Taiwan Semiconductor Manufacturing Co (TSMC, 台積電) yesterday reported a third straight quarter of record sales, underscoring its lead as the world’s No. 1 maker of advanced chips, which are in short supply.
Taiwan’s largest company said that first-quarter revenue climbed 16.7 percent to NT$362.41 billion (US$12.74 billion), compared with the average NT$360.5 billion of analysts’ estimates.
TSMC in the middle of January said that its revenue for the three-month period was expected to range from US$12.7 billion to US$13 billion after the estimate was converted into a range of NT$354.97 billion to NT$363.35, based on the average exchange rate of NT$27.95 at the time.
Photo: Billy H.C. Kwok, Bloomberg
The strong showing in the first quarter came after TSMC smashed its records by posting NT$129.13 billion in sales last month, up 21.2 percent from a month earlier and 13.7 percent from a year earlier.
TSMC has kept its fabs running at “over 100 percent utilization” over the past year, chief executive officer C.C. Wei (魏哲家) told clients in a letter recently.
The company — already planning capital spending of as much as US$28 billion this year — plans to invest US$100 billion over the next three years to expand its capacity, he said.

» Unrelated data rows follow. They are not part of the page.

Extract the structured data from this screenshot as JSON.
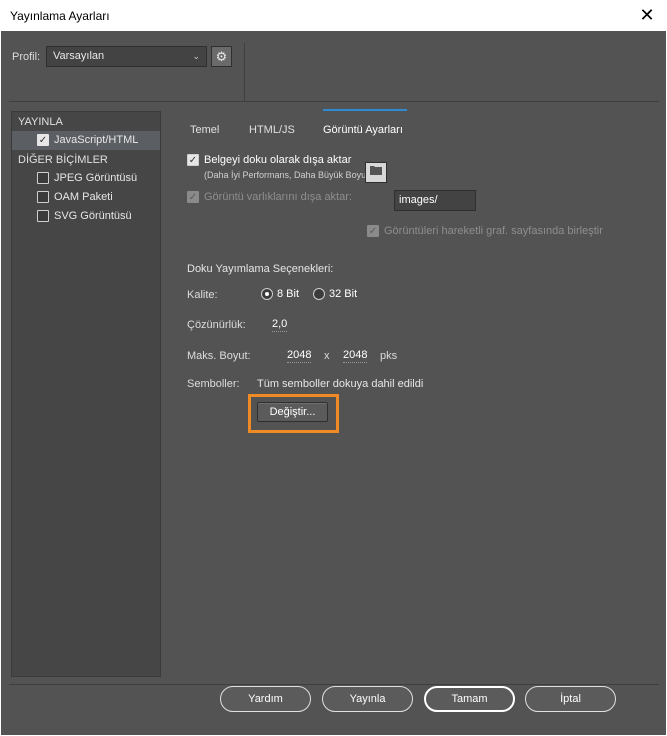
{
  "window": {
    "title": "Yayınlama Ayarları",
    "close_glyph": "✕"
  },
  "profile": {
    "label": "Profil:",
    "value": "Varsayılan",
    "dropdown_glyph": "⌄",
    "settings_glyph": "⚙"
  },
  "left_panel": {
    "publish_header": "YAYINLA",
    "publish_items": [
      {
        "label": "JavaScript/HTML",
        "checked": true
      }
    ],
    "other_header": "DİĞER BİÇİMLER",
    "other_items": [
      {
        "label": "JPEG Görüntüsü",
        "checked": false
      },
      {
        "label": "OAM Paketi",
        "checked": false
      },
      {
        "label": "SVG Görüntüsü",
        "checked": false
      }
    ]
  },
  "tabs": [
    {
      "label": "Temel"
    },
    {
      "label": "HTML/JS"
    },
    {
      "label": "Görüntü Ayarları",
      "active": true
    }
  ],
  "image_settings": {
    "export_doc_label": "Belgeyi doku olarak dışa aktar",
    "export_doc_hint": "(Daha İyi Performans, Daha Büyük Boyut)",
    "export_assets_label": "Görüntü varlıklarını dışa aktar:",
    "assets_path": "images/",
    "merge_label": "Görüntüleri hareketli graf. sayfasında birleştir",
    "section_title": "Doku Yayımlama Seçenekleri:",
    "quality_label": "Kalite:",
    "quality_options": [
      {
        "label": "8 Bit",
        "selected": true
      },
      {
        "label": "32 Bit",
        "selected": false
      }
    ],
    "resolution_label": "Çözünürlük:",
    "resolution_value": "2,0",
    "max_size_label": "Maks. Boyut:",
    "max_width": "2048",
    "size_separator": "x",
    "max_height": "2048",
    "size_unit": "pks",
    "symbols_label": "Semboller:",
    "symbols_value": "Tüm semboller dokuya dahil edildi",
    "change_button": "Değiştir..."
  },
  "footer": {
    "help": "Yardım",
    "publish": "Yayınla",
    "ok": "Tamam",
    "cancel": "İptal"
  },
  "colors": {
    "background": "#535353",
    "accent_tab": "#2f8ad1",
    "highlight": "#f08a24"
  },
  "icons": {
    "folder": "folder-icon",
    "gear": "gear-icon",
    "checkbox_check": "✓"
  }
}
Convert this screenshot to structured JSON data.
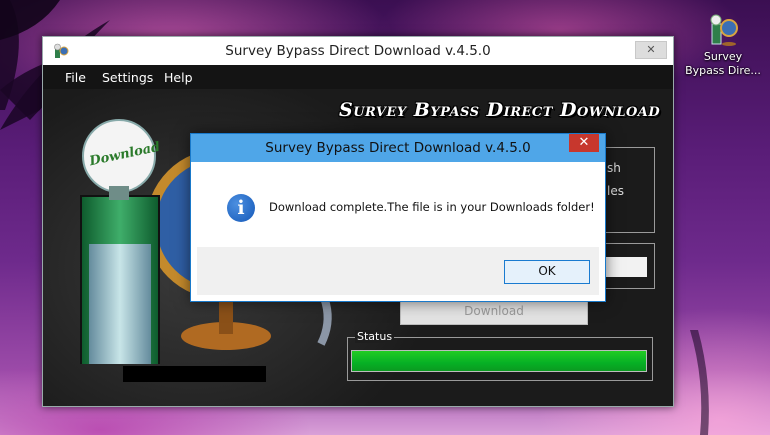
{
  "desktop": {
    "icon_label_line1": "Survey",
    "icon_label_line2": "Bypass Dire..."
  },
  "window": {
    "title": "Survey Bypass Direct Download v.4.5.0",
    "close_glyph": "✕",
    "menu": [
      "File",
      "Settings",
      "Help"
    ],
    "banner": "Survey Bypass Direct Download",
    "download_graphic_label": "Download",
    "panel_partial_text_1": "sh",
    "panel_partial_text_2": "les",
    "download_button": "Download",
    "status_label": "Status",
    "progress_fraction": 1.0
  },
  "dialog": {
    "title": "Survey Bypass Direct Download v.4.5.0",
    "close_glyph": "✕",
    "icon": "info-icon",
    "icon_glyph": "i",
    "message": "Download complete.The file is in your Downloads folder!",
    "ok_label": "OK"
  },
  "colors": {
    "progress_fill": "#06b025",
    "dialog_titlebar": "#4fa6e8",
    "dialog_close": "#c7372d"
  }
}
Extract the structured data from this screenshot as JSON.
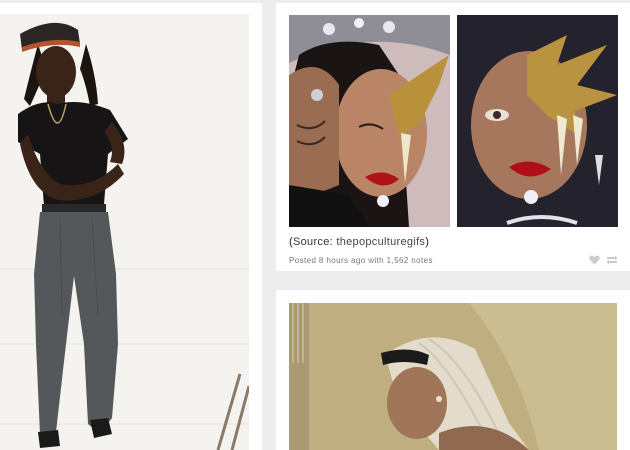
{
  "posts": [
    {
      "id": "photo-man",
      "type": "photo"
    },
    {
      "id": "gifset",
      "type": "photoset",
      "caption": {
        "open": "(",
        "label": "Source:",
        "source": "thepopculturegifs",
        "close": ")"
      },
      "meta": "Posted 8 hours ago with 1,562 notes",
      "actions": {
        "like_icon": "heart-icon",
        "reblog_icon": "reblog-icon"
      }
    },
    {
      "id": "photo-braids",
      "type": "photo"
    }
  ],
  "colors": {
    "background": "#ededed",
    "card": "#ffffff",
    "text": "#333333",
    "meta": "#777777",
    "icon": "#cccccc"
  }
}
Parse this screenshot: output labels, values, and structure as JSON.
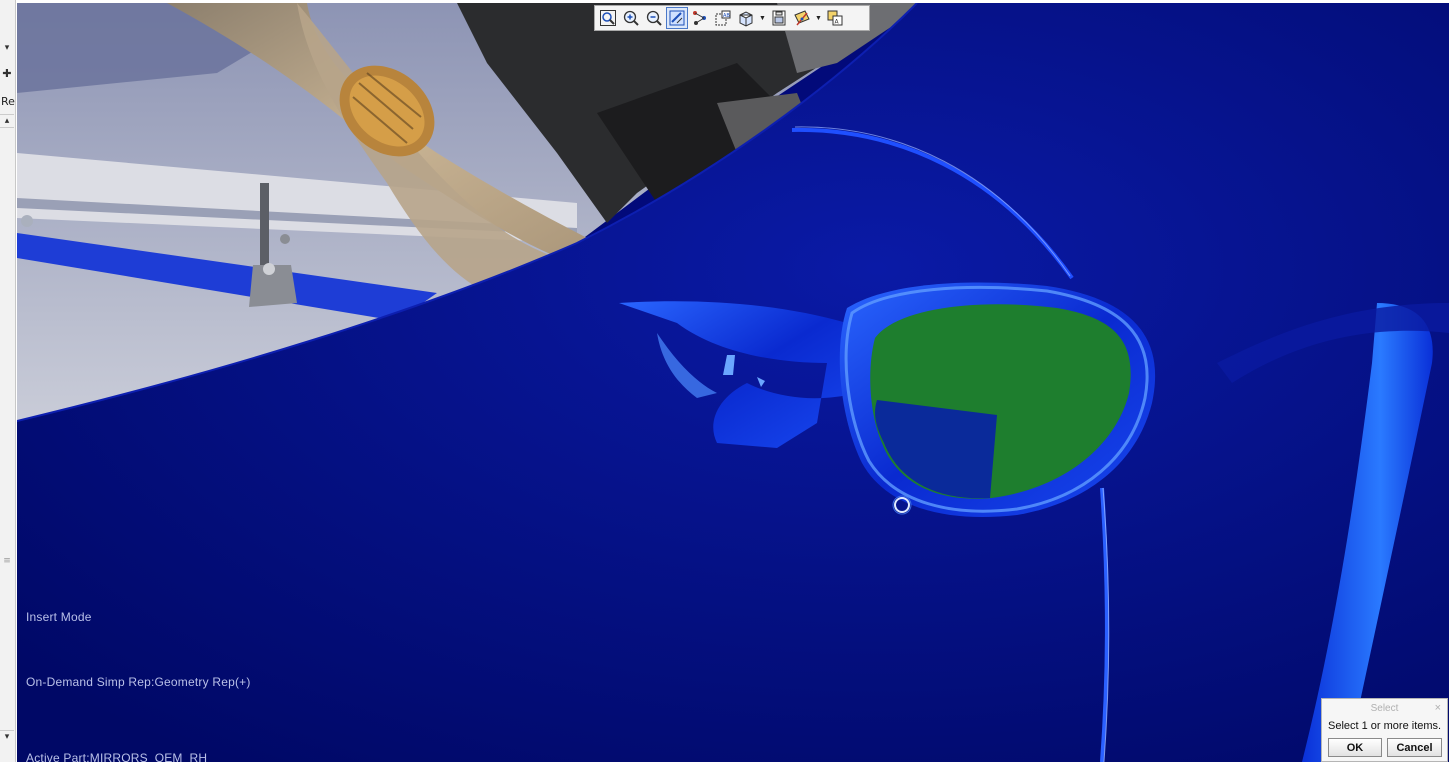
{
  "left_panel": {
    "dropdown_glyph": "▾",
    "add_glyph": "✚",
    "label_fragment": "Re",
    "scroll_up_glyph": "▴",
    "scroll_down_glyph": "▾",
    "grip_glyph": "≡"
  },
  "toolbar": {
    "items": [
      {
        "name": "refit-icon",
        "active": false
      },
      {
        "name": "zoom-in-icon",
        "active": false
      },
      {
        "name": "zoom-out-icon",
        "active": false
      },
      {
        "name": "repaint-icon",
        "active": true
      },
      {
        "name": "spin-center-icon",
        "active": false
      },
      {
        "name": "view-manager-icon",
        "active": false
      },
      {
        "name": "display-style-icon",
        "active": false,
        "dropdown": true
      },
      {
        "name": "saved-views-icon",
        "active": false
      },
      {
        "name": "datum-display-icon",
        "active": false,
        "dropdown": true
      },
      {
        "name": "annotation-display-icon",
        "active": false
      }
    ]
  },
  "viewport": {
    "status": {
      "mode": "Insert Mode",
      "simp_rep": "On-Demand Simp Rep:Geometry Rep(+)",
      "active_part": "Active Part:MIRRORS_OEM_RH"
    },
    "colors": {
      "background": "#020a7a",
      "highlight_green": "#1e7e2e",
      "preselect_blue": "#1b3aa0"
    }
  },
  "select_dialog": {
    "title": "Select",
    "close": "×",
    "prompt": "Select 1 or more items.",
    "ok_label": "OK",
    "cancel_label": "Cancel"
  }
}
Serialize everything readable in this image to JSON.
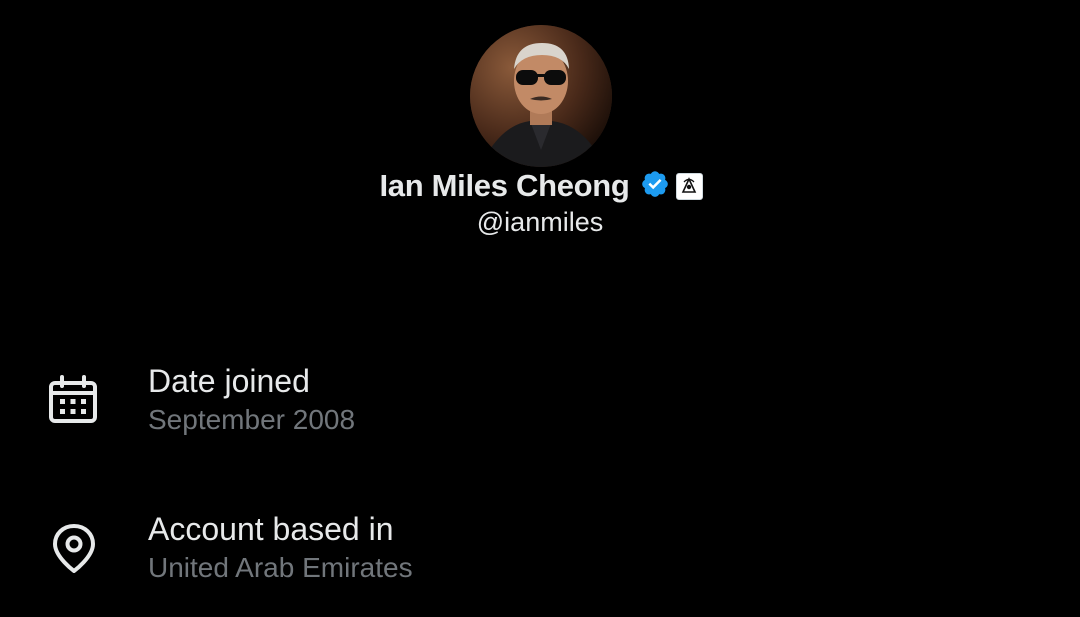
{
  "profile": {
    "display_name": "Ian Miles Cheong",
    "handle": "@ianmiles",
    "avatar_icon": "user-avatar-photo",
    "verified_icon": "verified-badge-icon",
    "affiliate_icon": "affiliate-badge-icon"
  },
  "about": {
    "joined": {
      "title": "Date joined",
      "value": "September 2008",
      "icon": "calendar-icon"
    },
    "location": {
      "title": "Account based in",
      "value": "United Arab Emirates",
      "icon": "location-pin-icon"
    }
  },
  "colors": {
    "background": "#000000",
    "primary_text": "#e7e9ea",
    "secondary_text": "#71767b",
    "verified_blue": "#1d9bf0"
  }
}
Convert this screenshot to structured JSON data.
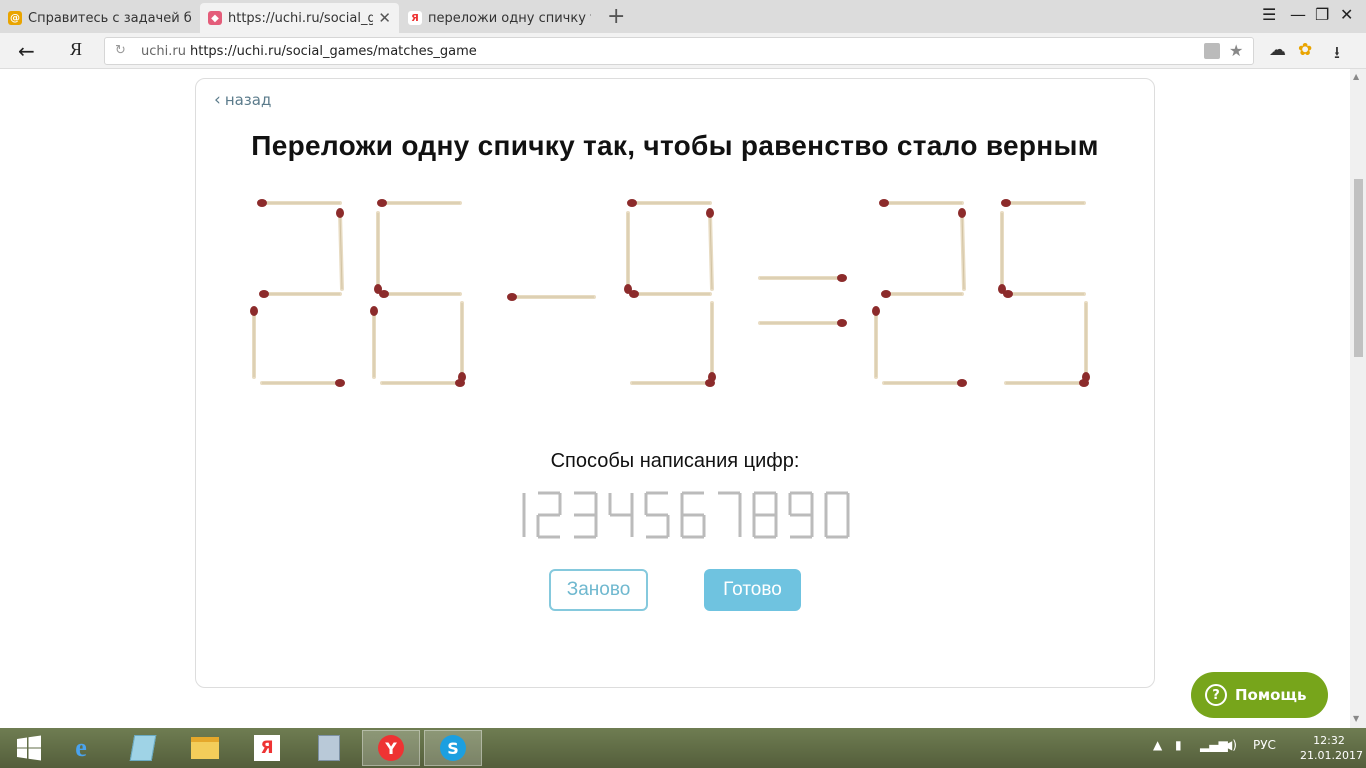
{
  "browser": {
    "tabs": [
      {
        "label": "Справитесь с задачей быстр",
        "favicon": "globe-icon",
        "active": false
      },
      {
        "label": "https://uchi.ru/social_gam",
        "favicon": "uchi-icon",
        "active": true
      },
      {
        "label": "переложи одну спичку так",
        "favicon": "yandex-icon",
        "active": false
      }
    ],
    "new_tab": "+",
    "address": {
      "host": "uchi.ru",
      "url": "https://uchi.ru/social_games/matches_game"
    },
    "logo": "Я"
  },
  "page": {
    "back_label": "назад",
    "title": "Переложи одну спичку так, чтобы равенство стало верным",
    "equation": [
      "2",
      "6",
      "-",
      "9",
      "=",
      "2",
      "5"
    ],
    "ways_label": "Способы написания цифр:",
    "sample_digits": [
      "1",
      "2",
      "3",
      "4",
      "5",
      "6",
      "7",
      "8",
      "9",
      "0"
    ],
    "restart_button": "Заново",
    "done_button": "Готово",
    "help_button": "Помощь",
    "colors": {
      "accent": "#6fc3e0",
      "help": "#77a51b",
      "match_head": "#8c2b2b",
      "match_stick": "#e8dcc3"
    }
  },
  "taskbar": {
    "apps": [
      "windows-start-icon",
      "ie-icon",
      "explorer-icon",
      "folder-icon",
      "yandex-icon",
      "calculator-icon",
      "yandex-browser-icon",
      "skype-icon"
    ],
    "lang": "РУС",
    "time": "12:32",
    "date": "21.01.2017"
  }
}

“TSMC is investing aggressively to capture the structural and fundamental increase in underlying demand driven by long-term growth megatrends from 5G and high-performance computing,” Citigroup Inc analyst Roland Shu (徐振志) wrote in a note.
The spending target implies that TSMC’s revenue could reach as much as US$95.1 billion in 2024 and the firm “is on the march to be the largest semiconductor company by revenue in 2024-2025,” Shu said.
TSMC has scheduled an investors’ conference on Thursday next week to detail its first-quarter results and give guidance for the second quarter, as well as for the whole of this year.
Analysts said that the company’s sales growth momentum would continue with production capacity fully utilized.
As Taiwan faces a serious water shortage, analysts said that the market wants to know how the lack of water would affect TSMC’s operating costs.
Like other tech firms, TSMC has begun buying water by the truckload to meet demand.